Island Rule by Katie M. Flynn

Island Rule by Katie M. Flynn

Author:Katie M. Flynn
Language: eng
Format: epub
Publisher: Gallery/Scout Press
Published: 2024-03-05T00:00:00+00:00


* * *

Silence, no one in the showroom, no one upstairs. The girl imagined a storyline: Would they call the police, mount a search, put her face on milk cartons? Would her father drive all the way up from Tulsa to find her? Her socked feet tingled with the thought of it. She thought about the hours it would take her father to drive up from Tulsa, about asphyxiation, and she lifted the coffin’s lid a few inches, feeling the cool flood of outside air, the new rush of chemicals. She couldn’t see the woman on the table, though she felt her all the same and decided not to look. Privacy, they could each have that, couldn’t they?
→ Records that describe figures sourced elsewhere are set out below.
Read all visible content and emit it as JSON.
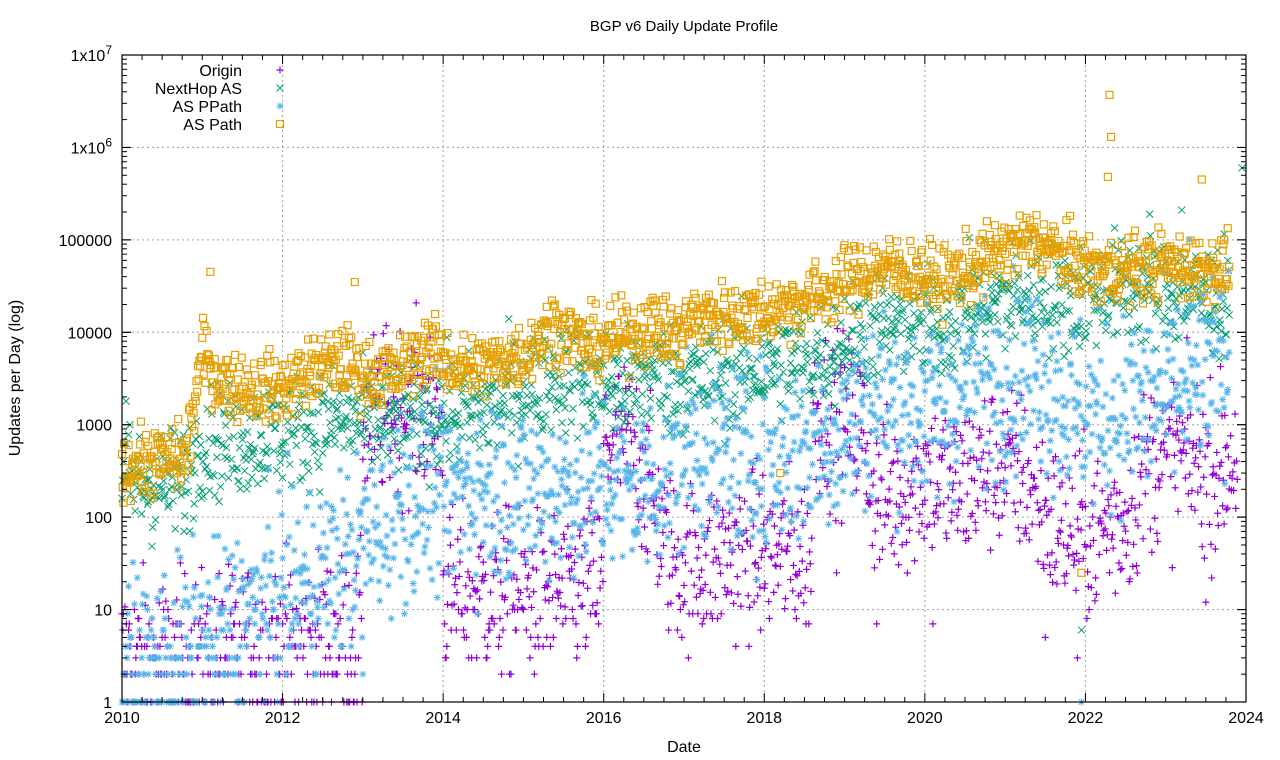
{
  "chart_data": {
    "type": "scatter",
    "title": "BGP v6 Daily Update Profile",
    "xlabel": "Date",
    "ylabel": "Updates per Day (log)",
    "xlim": [
      2010,
      2024
    ],
    "ylim": [
      1,
      10000000
    ],
    "yscale": "log",
    "grid": true,
    "legend_position": "top-left",
    "x_ticks": [
      "2010",
      "2012",
      "2014",
      "2016",
      "2018",
      "2020",
      "2022",
      "2024"
    ],
    "x_tick_values": [
      2010,
      2012,
      2014,
      2016,
      2018,
      2020,
      2022,
      2024
    ],
    "y_ticks": [
      "1",
      "10",
      "100",
      "1000",
      "10000",
      "100000",
      "1x10^6",
      "1x10^7"
    ],
    "y_tick_values": [
      1,
      10,
      100,
      1000,
      10000,
      100000,
      1000000,
      10000000
    ],
    "series": [
      {
        "name": "Origin",
        "marker": "plus",
        "color": "#9400d3",
        "spread_decades": 0.45,
        "points": [
          [
            2010.0,
            3
          ],
          [
            2010.5,
            3
          ],
          [
            2011.0,
            3
          ],
          [
            2011.5,
            4
          ],
          [
            2012.0,
            4
          ],
          [
            2012.5,
            5
          ],
          [
            2012.9,
            5
          ],
          [
            2013.0,
            1000
          ],
          [
            2013.4,
            1500
          ],
          [
            2013.9,
            1400
          ],
          [
            2014.0,
            15
          ],
          [
            2014.5,
            15
          ],
          [
            2015.0,
            14
          ],
          [
            2015.5,
            15
          ],
          [
            2015.9,
            20
          ],
          [
            2016.0,
            700
          ],
          [
            2016.4,
            600
          ],
          [
            2016.8,
            40
          ],
          [
            2017.0,
            30
          ],
          [
            2017.4,
            35
          ],
          [
            2017.8,
            40
          ],
          [
            2018.2,
            40
          ],
          [
            2018.6,
            1500
          ],
          [
            2018.9,
            1200
          ],
          [
            2019.2,
            1000
          ],
          [
            2019.4,
            150
          ],
          [
            2019.8,
            200
          ],
          [
            2020.0,
            300
          ],
          [
            2020.4,
            200
          ],
          [
            2020.8,
            350
          ],
          [
            2021.2,
            300
          ],
          [
            2021.6,
            80
          ],
          [
            2022.0,
            60
          ],
          [
            2022.5,
            100
          ],
          [
            2022.8,
            400
          ],
          [
            2023.2,
            450
          ],
          [
            2023.6,
            300
          ],
          [
            2023.9,
            500
          ]
        ],
        "outliers": [
          [
            2018.9,
            25
          ],
          [
            2019.4,
            7
          ],
          [
            2020.1,
            7
          ],
          [
            2021.5,
            5
          ],
          [
            2021.9,
            3
          ],
          [
            2023.5,
            12
          ]
        ]
      },
      {
        "name": "NextHop AS",
        "marker": "x",
        "color": "#009e73",
        "spread_decades": 0.3,
        "points": [
          [
            2010.0,
            250
          ],
          [
            2010.4,
            220
          ],
          [
            2010.8,
            250
          ],
          [
            2011.0,
            700
          ],
          [
            2011.4,
            650
          ],
          [
            2011.8,
            800
          ],
          [
            2012.2,
            900
          ],
          [
            2012.6,
            1100
          ],
          [
            2013.0,
            1100
          ],
          [
            2013.4,
            1100
          ],
          [
            2013.8,
            1200
          ],
          [
            2014.2,
            1300
          ],
          [
            2014.6,
            1500
          ],
          [
            2015.0,
            2500
          ],
          [
            2015.4,
            3500
          ],
          [
            2015.8,
            3000
          ],
          [
            2016.2,
            2500
          ],
          [
            2016.6,
            3500
          ],
          [
            2016.9,
            3000
          ],
          [
            2017.1,
            3000
          ],
          [
            2017.5,
            3500
          ],
          [
            2017.9,
            4000
          ],
          [
            2018.3,
            5000
          ],
          [
            2018.7,
            6000
          ],
          [
            2019.0,
            8000
          ],
          [
            2019.4,
            12000
          ],
          [
            2019.8,
            13000
          ],
          [
            2020.2,
            12000
          ],
          [
            2020.6,
            18000
          ],
          [
            2021.0,
            22000
          ],
          [
            2021.4,
            25000
          ],
          [
            2021.8,
            22000
          ],
          [
            2022.2,
            28000
          ],
          [
            2022.6,
            30000
          ],
          [
            2023.0,
            28000
          ],
          [
            2023.4,
            25000
          ],
          [
            2023.8,
            20000
          ]
        ],
        "outliers": [
          [
            2010.05,
            1800
          ],
          [
            2023.95,
            600000
          ],
          [
            2023.2,
            210000
          ],
          [
            2022.8,
            190000
          ],
          [
            2021.95,
            6
          ]
        ]
      },
      {
        "name": "AS PPath",
        "marker": "star",
        "color": "#56b4e9",
        "spread_decades": 0.5,
        "points": [
          [
            2010.0,
            2
          ],
          [
            2010.5,
            3
          ],
          [
            2011.0,
            4
          ],
          [
            2011.5,
            8
          ],
          [
            2012.0,
            15
          ],
          [
            2012.5,
            25
          ],
          [
            2012.9,
            40
          ],
          [
            2013.3,
            100
          ],
          [
            2013.7,
            150
          ],
          [
            2014.0,
            200
          ],
          [
            2014.5,
            200
          ],
          [
            2015.0,
            180
          ],
          [
            2015.5,
            200
          ],
          [
            2015.9,
            250
          ],
          [
            2016.3,
            200
          ],
          [
            2016.8,
            300
          ],
          [
            2017.1,
            600
          ],
          [
            2017.5,
            500
          ],
          [
            2017.9,
            400
          ],
          [
            2018.3,
            500
          ],
          [
            2018.7,
            600
          ],
          [
            2019.0,
            800
          ],
          [
            2019.4,
            2000
          ],
          [
            2019.8,
            1500
          ],
          [
            2020.2,
            1500
          ],
          [
            2020.6,
            3000
          ],
          [
            2021.0,
            3000
          ],
          [
            2021.4,
            4000
          ],
          [
            2021.8,
            1500
          ],
          [
            2022.2,
            1200
          ],
          [
            2022.6,
            1500
          ],
          [
            2023.0,
            2000
          ],
          [
            2023.4,
            3000
          ],
          [
            2023.8,
            5000
          ]
        ],
        "outliers": [
          [
            2021.95,
            1
          ],
          [
            2013.0,
            2
          ],
          [
            2023.3,
            100000
          ]
        ]
      },
      {
        "name": "AS Path",
        "marker": "square",
        "color": "#e69f00",
        "spread_decades": 0.18,
        "points": [
          [
            2010.0,
            350
          ],
          [
            2010.4,
            400
          ],
          [
            2010.8,
            450
          ],
          [
            2011.0,
            6000
          ],
          [
            2011.2,
            3000
          ],
          [
            2011.6,
            2500
          ],
          [
            2012.0,
            2500
          ],
          [
            2012.4,
            4000
          ],
          [
            2012.8,
            5000
          ],
          [
            2013.0,
            3500
          ],
          [
            2013.4,
            3500
          ],
          [
            2013.8,
            7000
          ],
          [
            2014.2,
            4000
          ],
          [
            2014.6,
            4500
          ],
          [
            2015.0,
            6000
          ],
          [
            2015.4,
            12000
          ],
          [
            2015.8,
            7000
          ],
          [
            2016.2,
            9000
          ],
          [
            2016.6,
            12000
          ],
          [
            2016.9,
            9000
          ],
          [
            2017.1,
            14000
          ],
          [
            2017.5,
            15000
          ],
          [
            2017.9,
            16000
          ],
          [
            2018.3,
            20000
          ],
          [
            2018.7,
            25000
          ],
          [
            2019.0,
            35000
          ],
          [
            2019.4,
            50000
          ],
          [
            2019.8,
            45000
          ],
          [
            2020.2,
            35000
          ],
          [
            2020.6,
            50000
          ],
          [
            2021.0,
            80000
          ],
          [
            2021.4,
            100000
          ],
          [
            2021.8,
            60000
          ],
          [
            2022.2,
            45000
          ],
          [
            2022.6,
            50000
          ],
          [
            2023.0,
            55000
          ],
          [
            2023.4,
            50000
          ],
          [
            2023.8,
            50000
          ]
        ],
        "outliers": [
          [
            2011.1,
            45000
          ],
          [
            2012.9,
            35000
          ],
          [
            2022.3,
            3700000
          ],
          [
            2022.32,
            1300000
          ],
          [
            2022.28,
            480000
          ],
          [
            2023.45,
            450000
          ],
          [
            2021.95,
            25
          ],
          [
            2018.2,
            300
          ]
        ]
      }
    ]
  }
}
She whispered into the air, “My father’s a liar.”

Her cousins were out front and she dared to pull the curtain aside far enough to see the neighbor boy from before, no bike this time, running, her cousins giving chase. They were faster and pushed him down, and when he hit the ground, his eyes found hers in the window. She did something uncharacteristic: she blew him a kiss—why’d she do that? Then she closed the curtain, the coffin’s lid. Even so, she could hear the beating her cousins were giving that boy, and she found herself offering a reflex prayer of protection, she was so afraid for him. At some point this had ceased to be a game, and when she came out she’d be held responsible. Running her fingers over the embossed letters of the yearbook, it hit her, Otaknam—Mankato backwards, duh. How had she not seen it? She closed her eyes, suddenly very tired.
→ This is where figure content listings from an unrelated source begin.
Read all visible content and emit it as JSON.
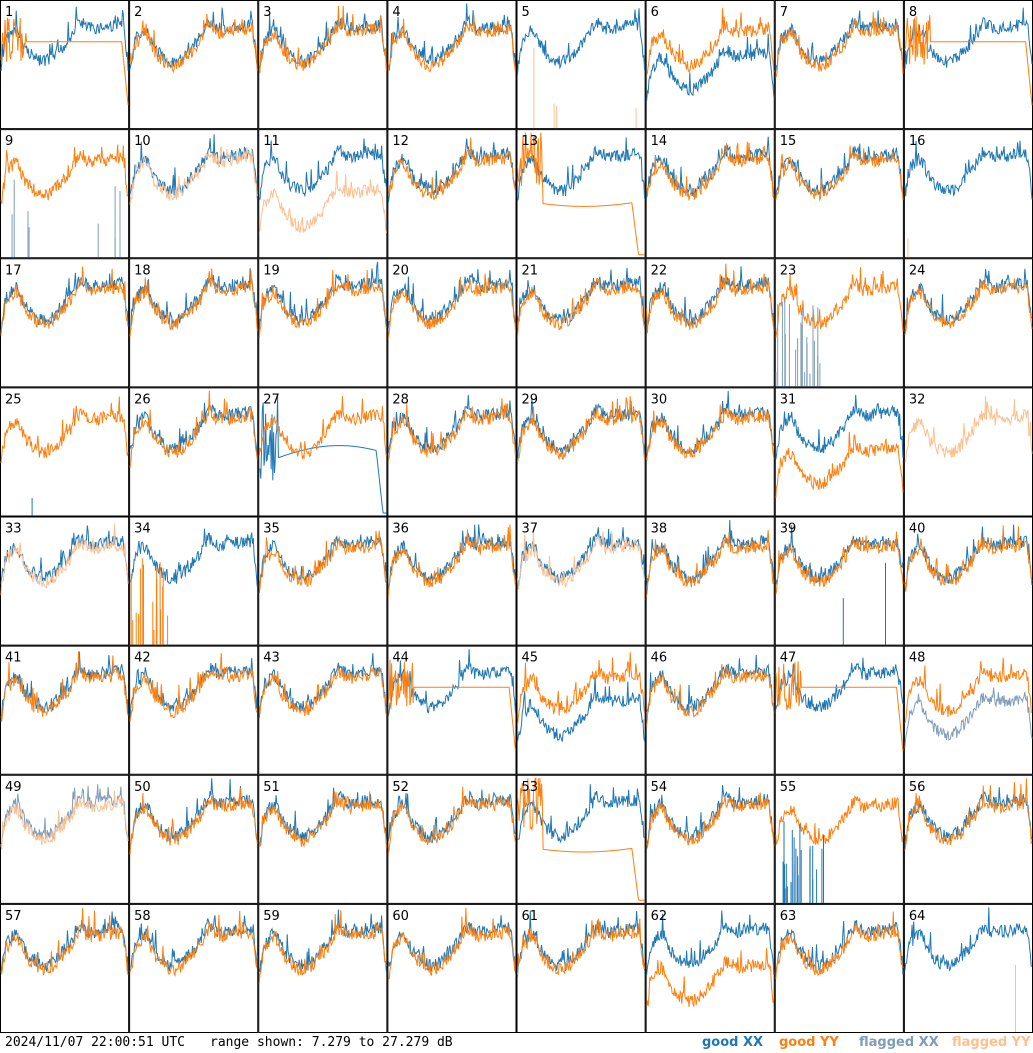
{
  "chart_data": {
    "type": "line",
    "grid": {
      "rows": 8,
      "cols": 8
    },
    "panels": [
      "1",
      "2",
      "3",
      "4",
      "5",
      "6",
      "7",
      "8",
      "9",
      "10",
      "11",
      "12",
      "13",
      "14",
      "15",
      "16",
      "17",
      "18",
      "19",
      "20",
      "21",
      "22",
      "23",
      "24",
      "25",
      "26",
      "27",
      "28",
      "29",
      "30",
      "31",
      "32",
      "33",
      "34",
      "35",
      "36",
      "37",
      "38",
      "39",
      "40",
      "41",
      "42",
      "43",
      "44",
      "45",
      "46",
      "47",
      "48",
      "49",
      "50",
      "51",
      "52",
      "53",
      "54",
      "55",
      "56",
      "57",
      "58",
      "59",
      "60",
      "61",
      "62",
      "63",
      "64"
    ],
    "series": [
      {
        "name": "good XX",
        "color": "#1f77b4"
      },
      {
        "name": "good YY",
        "color": "#ff7f0e"
      },
      {
        "name": "flagged XX",
        "color": "#7f9db8"
      },
      {
        "name": "flagged YY",
        "color": "#ffbf8f"
      }
    ],
    "panel_styles": {
      "1": "xx-flat-yy-decay",
      "5": "xx-only-spikes",
      "6": "xx-low",
      "8": "yy-flat",
      "9": "flagged-xx-spikes",
      "10": "flagged-yy",
      "11": "flagged-yy-low",
      "13": "yy-decay",
      "16": "xx-only-spike",
      "23": "flagged-xx-noise",
      "25": "yy-only-spike",
      "27": "xx-decay-wide",
      "31": "yy-low",
      "32": "flagged-yy-noisy",
      "33": "flagged-yy",
      "34": "yy-noise",
      "37": "flagged-yy",
      "39": "xx-spike",
      "44": "yy-flat",
      "45": "xx-low",
      "47": "yy-flat",
      "48": "flagged-xx-low",
      "49": "flagged-both",
      "53": "yy-decay-wide",
      "55": "xx-noise",
      "62": "yy-low-flat",
      "64": "xx-only-spike"
    },
    "footer": {
      "timestamp": "2024/11/07 22:00:51 UTC",
      "range_text": "range shown: 7.279 to 27.279 dB"
    },
    "range_db": [
      7.279,
      27.279
    ]
  }
}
Her father’s apartment had been perfectly quiet. The butterscotch tucked in her cheek, she went to the fridge and cracked a cola, wandering into his bedroom, sifting through his dresser, where she found an open box of condoms, stuffing them back into his drawer.

She lay down on his bed, balancing the cola on her stomach. Why had she come here? Because she could. Because she knew she’d be alone. There was nothing to find, no secret to unearth. He’d been unhappy, and he’d left.
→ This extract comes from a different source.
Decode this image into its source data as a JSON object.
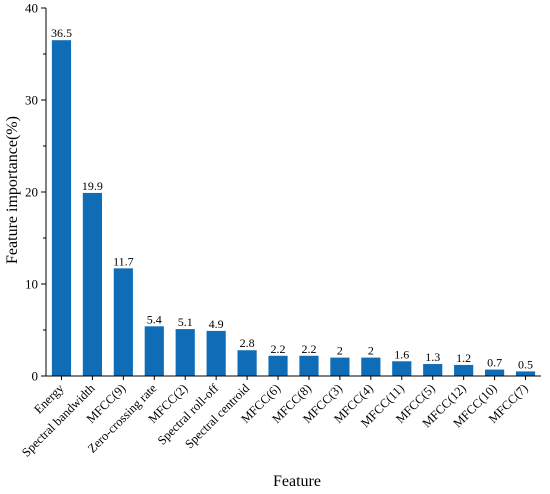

For no reason she understood, she sat up and spat the butterscotch onto her father’s pillow. Then she flipped the pillow over and fluffed it out. She was fixing to go when she heard a woman humming and followed the sound to the bathroom, pressing her ear to the door.

Go, she told herself, but she couldn’t possibly—she had to know. She pushed the door open, she saw a woman in the tub, her face covered in a clumpy clay mask, the water gray, cucumbers over her eyes.

The woman smiled. Her breasts, her heat-inflamed skin, the flare of dark pubic hair between her legs—the girl saw the woman in parts, in quick blinking flashes, naked in her father’s tub.

“Are you just gonna stand there?” the woman said. To the girl, it felt like a taunt; she was most certainly not going to just stand there. She picked up the first thing she saw, a bar of soap, and threw it into the bathwater.